Q: "What is the largest element of the set $A = (0, 1) \cap \mathbb{Q}$ in a partially ordered set $(\le, \mathbb{R})$?"

A: "None, since if there's an element $p \in A$, then there always is an element $q = (1+p)/2 \in A$ which satisfies $q \not\le p$ (even thought $A$ has a least upper bound $1$)."

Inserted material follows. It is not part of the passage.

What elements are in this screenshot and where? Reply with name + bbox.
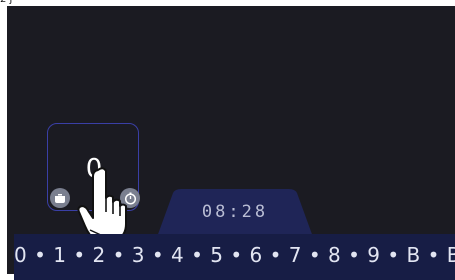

While the "usual" $\le$ does not satisfies the property "every non-empty set in $\mathbb{R}$ have a largest element", there exists an ordering (an ordering is a "rule" which orders elements in $\mathbb{R}$) which satisfies the property; which is the well-ordering theorem - "every set $A$ can be given an ordering which makes every non-empty subset of $A$ have a largest element".

Answer 4

Here's another way to put it. Just consider the fractions $ \dfrac {x}{x+1} $. As $x$ gets larger, this fraction gets asymptotically closer to $1$, but never reaches it. Specifically, $$ \lim_{x \to \infty} \dfrac {x}{x+1} = 1 $$ but $ \dfrac {x}{x+1} \ne 1 $, for any $x$. Also note that, for integral values of the numerator and denominator (simplified), $\dfrac{x}{x+1}$ is the largest fraction less than $1$. Thus, it is impossible to find a definite largest rational number less than $1$.